In the article I linked to, the writer referenced critics but made little attempt to name them. Since posting, critics have been coming out of the proverbial woodwork to defend Farley and other nuns against Vatican censure. One prominent monastic, Sister Simone Campbell of the lobbying group NETWORK, went on to Stephen Colbert's show last night in order to say her piece with Colbert as her farcical foil. During the course of their discussion, Colbert asked her to admit that she wasn't socially conservative enough. She responded:
Actually, what I’ll admit is that we’re faithful to the Gospel. We work every day to live as Jesus did in relationship with people at the margins of our society. That’s all we do.
Colbert retorted, tongue firmly in cheek, that it was unfair to play the Jesus card and that he couldn't debate the Bible with a nun. Luckily I have no such compunctions. What Sister Campbell claims to be doing is the Gospel. There really can be no argument about that. Jesus did live his daily life among the socially marginal, forming relationships and working for their benefit. Unfortunately, her contention that this is "all we do" is misleading. The Vatican is not complaining that the nuns are ministering to or forming relationships with homosexuals, divorcees, and other arguably marginal groups. The problem is that they are endorsing morally marginal behaviors.

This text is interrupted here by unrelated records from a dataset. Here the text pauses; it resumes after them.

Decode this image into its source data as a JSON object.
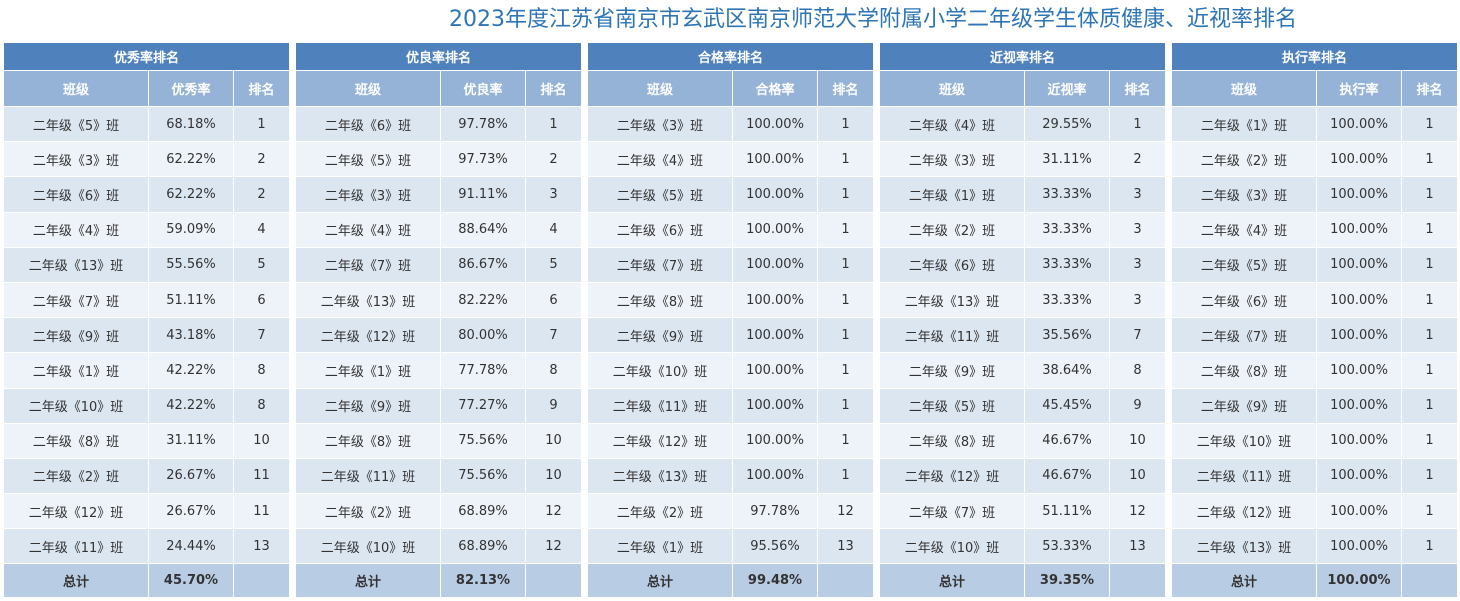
{
  "title": "2023年度江苏省南京市玄武区南京师范大学附属小学二年级学生体质健康、近视率排名",
  "colors": {
    "title": "#2e75b6",
    "group_header": "#4f81bd",
    "col_header": "#95b3d7",
    "row_a": "#dce6f1",
    "row_b": "#eef3f9",
    "total": "#b8cce4"
  },
  "panels": [
    {
      "group_label": "优秀率排名",
      "headers": [
        "班级",
        "优秀率",
        "排名"
      ],
      "rows": [
        [
          "二年级《5》班",
          "68.18%",
          "1"
        ],
        [
          "二年级《3》班",
          "62.22%",
          "2"
        ],
        [
          "二年级《6》班",
          "62.22%",
          "2"
        ],
        [
          "二年级《4》班",
          "59.09%",
          "4"
        ],
        [
          "二年级《13》班",
          "55.56%",
          "5"
        ],
        [
          "二年级《7》班",
          "51.11%",
          "6"
        ],
        [
          "二年级《9》班",
          "43.18%",
          "7"
        ],
        [
          "二年级《1》班",
          "42.22%",
          "8"
        ],
        [
          "二年级《10》班",
          "42.22%",
          "8"
        ],
        [
          "二年级《8》班",
          "31.11%",
          "10"
        ],
        [
          "二年级《2》班",
          "26.67%",
          "11"
        ],
        [
          "二年级《12》班",
          "26.67%",
          "11"
        ],
        [
          "二年级《11》班",
          "24.44%",
          "13"
        ]
      ],
      "total": [
        "总计",
        "45.70%",
        ""
      ]
    },
    {
      "group_label": "优良率排名",
      "headers": [
        "班级",
        "优良率",
        "排名"
      ],
      "rows": [
        [
          "二年级《6》班",
          "97.78%",
          "1"
        ],
        [
          "二年级《5》班",
          "97.73%",
          "2"
        ],
        [
          "二年级《3》班",
          "91.11%",
          "3"
        ],
        [
          "二年级《4》班",
          "88.64%",
          "4"
        ],
        [
          "二年级《7》班",
          "86.67%",
          "5"
        ],
        [
          "二年级《13》班",
          "82.22%",
          "6"
        ],
        [
          "二年级《12》班",
          "80.00%",
          "7"
        ],
        [
          "二年级《1》班",
          "77.78%",
          "8"
        ],
        [
          "二年级《9》班",
          "77.27%",
          "9"
        ],
        [
          "二年级《8》班",
          "75.56%",
          "10"
        ],
        [
          "二年级《11》班",
          "75.56%",
          "10"
        ],
        [
          "二年级《2》班",
          "68.89%",
          "12"
        ],
        [
          "二年级《10》班",
          "68.89%",
          "12"
        ]
      ],
      "total": [
        "总计",
        "82.13%",
        ""
      ]
    },
    {
      "group_label": "合格率排名",
      "headers": [
        "班级",
        "合格率",
        "排名"
      ],
      "rows": [
        [
          "二年级《3》班",
          "100.00%",
          "1"
        ],
        [
          "二年级《4》班",
          "100.00%",
          "1"
        ],
        [
          "二年级《5》班",
          "100.00%",
          "1"
        ],
        [
          "二年级《6》班",
          "100.00%",
          "1"
        ],
        [
          "二年级《7》班",
          "100.00%",
          "1"
        ],
        [
          "二年级《8》班",
          "100.00%",
          "1"
        ],
        [
          "二年级《9》班",
          "100.00%",
          "1"
        ],
        [
          "二年级《10》班",
          "100.00%",
          "1"
        ],
        [
          "二年级《11》班",
          "100.00%",
          "1"
        ],
        [
          "二年级《12》班",
          "100.00%",
          "1"
        ],
        [
          "二年级《13》班",
          "100.00%",
          "1"
        ],
        [
          "二年级《2》班",
          "97.78%",
          "12"
        ],
        [
          "二年级《1》班",
          "95.56%",
          "13"
        ]
      ],
      "total": [
        "总计",
        "99.48%",
        ""
      ]
    },
    {
      "group_label": "近视率排名",
      "headers": [
        "班级",
        "近视率",
        "排名"
      ],
      "rows": [
        [
          "二年级《4》班",
          "29.55%",
          "1"
        ],
        [
          "二年级《3》班",
          "31.11%",
          "2"
        ],
        [
          "二年级《1》班",
          "33.33%",
          "3"
        ],
        [
          "二年级《2》班",
          "33.33%",
          "3"
        ],
        [
          "二年级《6》班",
          "33.33%",
          "3"
        ],
        [
          "二年级《13》班",
          "33.33%",
          "3"
        ],
        [
          "二年级《11》班",
          "35.56%",
          "7"
        ],
        [
          "二年级《9》班",
          "38.64%",
          "8"
        ],
        [
          "二年级《5》班",
          "45.45%",
          "9"
        ],
        [
          "二年级《8》班",
          "46.67%",
          "10"
        ],
        [
          "二年级《12》班",
          "46.67%",
          "10"
        ],
        [
          "二年级《7》班",
          "51.11%",
          "12"
        ],
        [
          "二年级《10》班",
          "53.33%",
          "13"
        ]
      ],
      "total": [
        "总计",
        "39.35%",
        ""
      ]
    },
    {
      "group_label": "执行率排名",
      "headers": [
        "班级",
        "执行率",
        "排名"
      ],
      "rows": [
        [
          "二年级《1》班",
          "100.00%",
          "1"
        ],
        [
          "二年级《2》班",
          "100.00%",
          "1"
        ],
        [
          "二年级《3》班",
          "100.00%",
          "1"
        ],
        [
          "二年级《4》班",
          "100.00%",
          "1"
        ],
        [
          "二年级《5》班",
          "100.00%",
          "1"
        ],
        [
          "二年级《6》班",
          "100.00%",
          "1"
        ],
        [
          "二年级《7》班",
          "100.00%",
          "1"
        ],
        [
          "二年级《8》班",
          "100.00%",
          "1"
        ],
        [
          "二年级《9》班",
          "100.00%",
          "1"
        ],
        [
          "二年级《10》班",
          "100.00%",
          "1"
        ],
        [
          "二年级《11》班",
          "100.00%",
          "1"
        ],
        [
          "二年级《12》班",
          "100.00%",
          "1"
        ],
        [
          "二年级《13》班",
          "100.00%",
          "1"
        ]
      ],
      "total": [
        "总计",
        "100.00%",
        ""
      ]
    }
  ]
}
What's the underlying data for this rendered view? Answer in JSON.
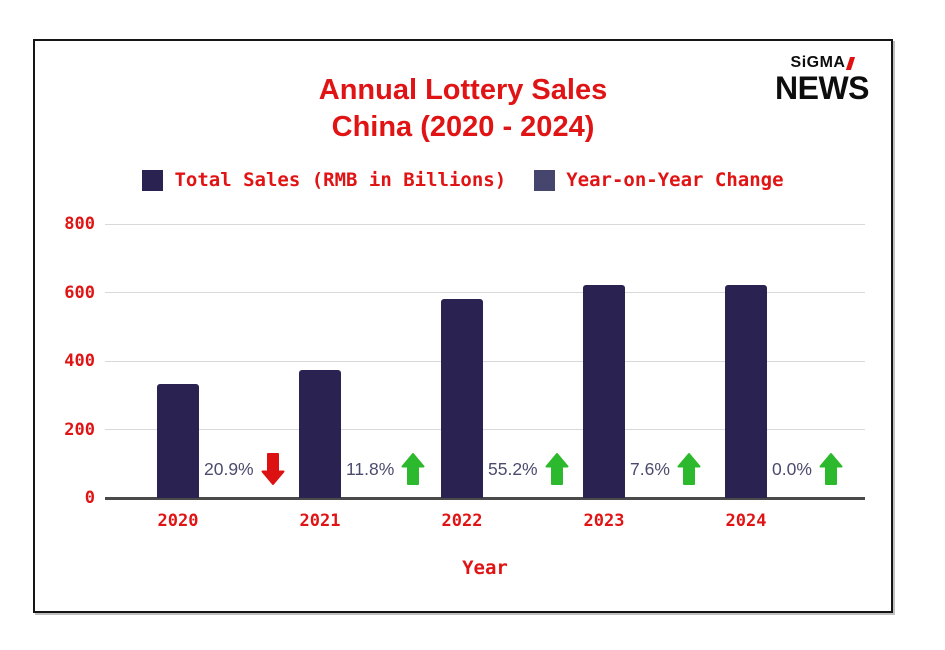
{
  "header": {
    "title_line1": "Annual Lottery Sales",
    "title_line2": "China (2020 - 2024)",
    "title_color": "#e01414",
    "logo": {
      "brand": "SiGMA",
      "word": "NEWS",
      "accent_color": "#e01010",
      "text_color": "#0d0d0d"
    }
  },
  "legend": {
    "text_color": "#e01414",
    "items": [
      {
        "label": "Total Sales (RMB in Billions)",
        "swatch_color": "#2a2351"
      },
      {
        "label": "Year-on-Year Change",
        "swatch_color": "#46456e"
      }
    ]
  },
  "chart_data": {
    "type": "bar",
    "title": "Annual Lottery Sales China (2020 - 2024)",
    "categories": [
      "2020",
      "2021",
      "2022",
      "2023",
      "2024"
    ],
    "series": [
      {
        "name": "Total Sales (RMB in Billions)",
        "values": [
          334,
          373,
          580,
          623,
          623
        ],
        "color": "#2a2351"
      },
      {
        "name": "Year-on-Year Change",
        "values": [
          -20.9,
          11.8,
          55.2,
          7.6,
          0.0
        ]
      }
    ],
    "annotations": [
      {
        "label": "20.9%",
        "direction": "down",
        "arrow_color": "#dc1212"
      },
      {
        "label": "11.8%",
        "direction": "up",
        "arrow_color": "#2db92d"
      },
      {
        "label": "55.2%",
        "direction": "up",
        "arrow_color": "#2db92d"
      },
      {
        "label": "7.6%",
        "direction": "up",
        "arrow_color": "#2db92d"
      },
      {
        "label": "0.0%",
        "direction": "up",
        "arrow_color": "#2db92d"
      }
    ],
    "xlabel": "Year",
    "ylabel": "",
    "ylim": [
      0,
      800
    ],
    "yticks": [
      0,
      200,
      400,
      600,
      800
    ],
    "grid": true,
    "legend_position": "top",
    "annotation_text_color": "#4c4b6e",
    "axis_label_color": "#e01414",
    "gridline_color": "#d9d9d9",
    "baseline_color": "#4a4a4a"
  }
}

It is necessary to remember Jesus' stated motivation for being among sinners: it's the sick who need a doctor. Jesus solution to morally marginal behavior was not to expand what was morally permissible but to rehabilitate sinners (a grace of which we are all recipients). When Christ steps in to defend the woman caught in adultery, apocryphal though the story may be, he does tell her "neither do I condemn you" but he concludes with the admonition "go and sin no more." It is critical in this discussion to realize that keeping the commands of love and forgiveness do not translate into a fluid morality.
That's the fundamental problem when people--take Carrie Underwood for example--try to say that their Christianity made them endorse homosexuality. It is possible, because people have done it, to make a number of reasoned (though I think fatally flawed) arguments that homosexuality is consistent with the Scriptures and the broader Christian ethos, though obviously not with the traditional testimony of the church universal. Stating matter-of-factly, however, that God wants everyone to love everyone ergo gay marriage is moral misunderstands love just as much as Sister Campbell misunderstands relationship. The question of whether or not gay marriage is morally permissible is distinct from whether or not we should love homosexuals or establish relationships with them.
I, of course, have opinions on both issues which coincide neither with Sister Campbell nor Stephen Colbert's caricatured conservative. But those aren't really the point. The point is that the unthinking appeal to Jesus and the Gospel like a political slogan by both sides is shameful and, more importantly, unproductive. Jesus does not belong to a modern political party--just like he didn't belong to an ancient political faction--and the suggestion that Christianity endorses political positions is repugnant. At the very least, however, we should realize that God does not recognize the lines that we draw. Social liberals and social conservatives need to realize that they can both be Christians--flawed, finite, wrong more often than they're not Christians. When the Vatican says to its ecclesiastical subordinates, "You're not teaching what we believe" that is not sexism and it is not infidelity to the Gospel. It is a statement of fact. Meanwhile, when Sister Campbell says "We're faithful to the Gospel...that's all we do" it has all the grandiosity characteristic of self-delusion and unintentional falsehood.